En Lituanie, Mikas Pačekajus transforme la paille de colza en briquettes de chauffage et cherche à alléger le travail.

Deux énormes silos rouillés se dressent à l’entrée de Gegužinė. Dans ce village situé à 150 km au nord de Vilnius, les vestiges de l’ère soviétique tiennent encore debout. Plus loin, deux réservoirs à grain presque flambants neufs côtoient quatre entrepôts vieillissants. «Mon père était économiste pour le kolkhoze, raconte Mikas Pačekajus, jeune agriculteur lituanien de 34 ans. Il a créé la ferme en 1991, juste après la chute de l’URSS. À l’époque, il avait 8 ha de grandes cultures.» Aujourd’hui, l’exploitation familiale s’étend sur 800 ha, dont 200 en bio. À la mort de son père il y a quatre ans, Mikas a repris les rênes de la ferme. Il supervise le travail et la commercialisation. Son frère Lukas, 27 ans, gère la partie technique. Et sa mère, Ramutė, tient les finances. Aidés de quatre salariés et quatre saisonniers, ils produisent du colza sur 150ha, ainsi que du blé, du sarrasin, de l’orge de brasserie, de l’avoine, des pois et des haricots secs.

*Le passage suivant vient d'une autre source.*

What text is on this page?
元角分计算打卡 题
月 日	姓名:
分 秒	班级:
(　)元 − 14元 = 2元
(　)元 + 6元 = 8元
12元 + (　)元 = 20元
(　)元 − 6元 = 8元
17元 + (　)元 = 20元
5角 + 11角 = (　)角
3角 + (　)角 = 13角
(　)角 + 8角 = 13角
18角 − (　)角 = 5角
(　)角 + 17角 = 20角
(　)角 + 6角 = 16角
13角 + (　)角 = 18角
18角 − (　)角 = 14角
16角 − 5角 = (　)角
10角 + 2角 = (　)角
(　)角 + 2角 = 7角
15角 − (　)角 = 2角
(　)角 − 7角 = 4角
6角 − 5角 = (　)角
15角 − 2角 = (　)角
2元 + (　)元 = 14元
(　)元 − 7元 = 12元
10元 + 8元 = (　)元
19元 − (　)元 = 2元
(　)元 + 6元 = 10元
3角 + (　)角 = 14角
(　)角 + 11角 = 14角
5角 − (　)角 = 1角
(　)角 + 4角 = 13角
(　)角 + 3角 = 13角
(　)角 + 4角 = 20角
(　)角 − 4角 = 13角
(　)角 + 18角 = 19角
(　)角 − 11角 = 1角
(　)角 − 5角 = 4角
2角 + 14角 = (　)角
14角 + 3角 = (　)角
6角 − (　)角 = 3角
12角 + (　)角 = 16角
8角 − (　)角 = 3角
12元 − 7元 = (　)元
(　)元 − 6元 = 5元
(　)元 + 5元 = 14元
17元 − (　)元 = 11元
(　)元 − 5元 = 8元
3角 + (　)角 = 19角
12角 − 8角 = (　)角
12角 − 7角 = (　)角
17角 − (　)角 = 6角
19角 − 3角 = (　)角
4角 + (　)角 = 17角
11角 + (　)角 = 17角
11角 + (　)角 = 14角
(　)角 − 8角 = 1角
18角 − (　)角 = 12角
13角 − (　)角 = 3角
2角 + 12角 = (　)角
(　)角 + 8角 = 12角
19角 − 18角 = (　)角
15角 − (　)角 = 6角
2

«En 2010, nous nous sommes lancés dans la fabrication de briquettes de chauffage pour valoriser notre paille», lance Mikas. Les deux frères ont commencé par utiliser leur paille de blé et de seigle, disponible en quantité. Mais « les briquettes se tenaient mal et généraient beaucoup de cendres. » Ils ont incorporé de la sciure de bois, achetée à l’usine voisine. « Le produit était bon, mais pas viable économiquement», continue Mikas. Puis ils se sont tournés vers le colza dont la paille, humide, est plus contraignante à utiliser.

« Personne ne s’en sert (…) car il faut la laisser sécher en plein champ pendant une semaine, en pleine période de récolte.» Mais l’essai s’est avéré gagnant. « La paille de colza brûle très bien, affirme le jeune exploitant. Elle a un pouvoir calorifique de 4000 kcal/kg et ne produit que 4 % de cendres.»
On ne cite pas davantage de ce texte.